Rumeurs autour de Biogaran ?

P.-O. V. : Je reste prudent, mais la concomitance interroge : l’annonce de projets de cession de Biogaran par Servier a circulé, puis a été mise en pause quelques mois plus tard. Le silence public de la filière au plus fort de la crise a surpris, tandis que l’administration invoquait la “protection des laboratoires français”. Nous ne tirons pas de conclusions hâtives, mais la séquence soulève des questions.
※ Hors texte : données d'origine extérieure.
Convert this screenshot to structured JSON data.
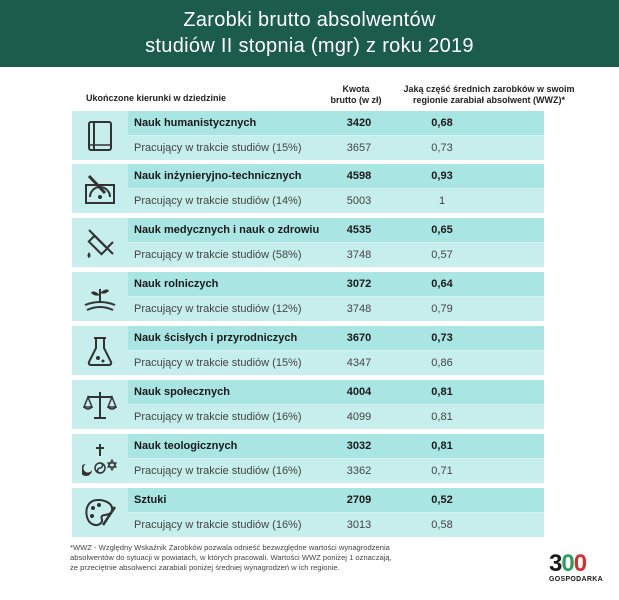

« Ces signaux ont été assez forts pour que l’État se dise prêt à encadrer toute opération sensible. »

Une stratégie de mobilisation longuement anticipée

P.-O. V. : Ce succès n’est pas le fruit du hasard. Nous avons consulté la base (y compris en Côte-d’Or), mobilisé les présidents départementaux, préparé patients, élus et médias. Même des officines de centres commerciaux ou de zones touristiques ont fermé malgré le manque à gagner. Nous voulions une mobilisation incontestable, par son ampleur et sa légitimité.

Les prochaines étapes ?

P.-O. V. : Le CA de l’USPO se réunira très vite. Après la séquence gouvernementale, nous ouvrirons un temps d’action politique et parlementaire : relais des soutiens, travail d’amendements, pression médiatique. Le 16 août n’est qu’une étape. Nous irons au bout pour retirer ou réviser en profondeur cette mesure.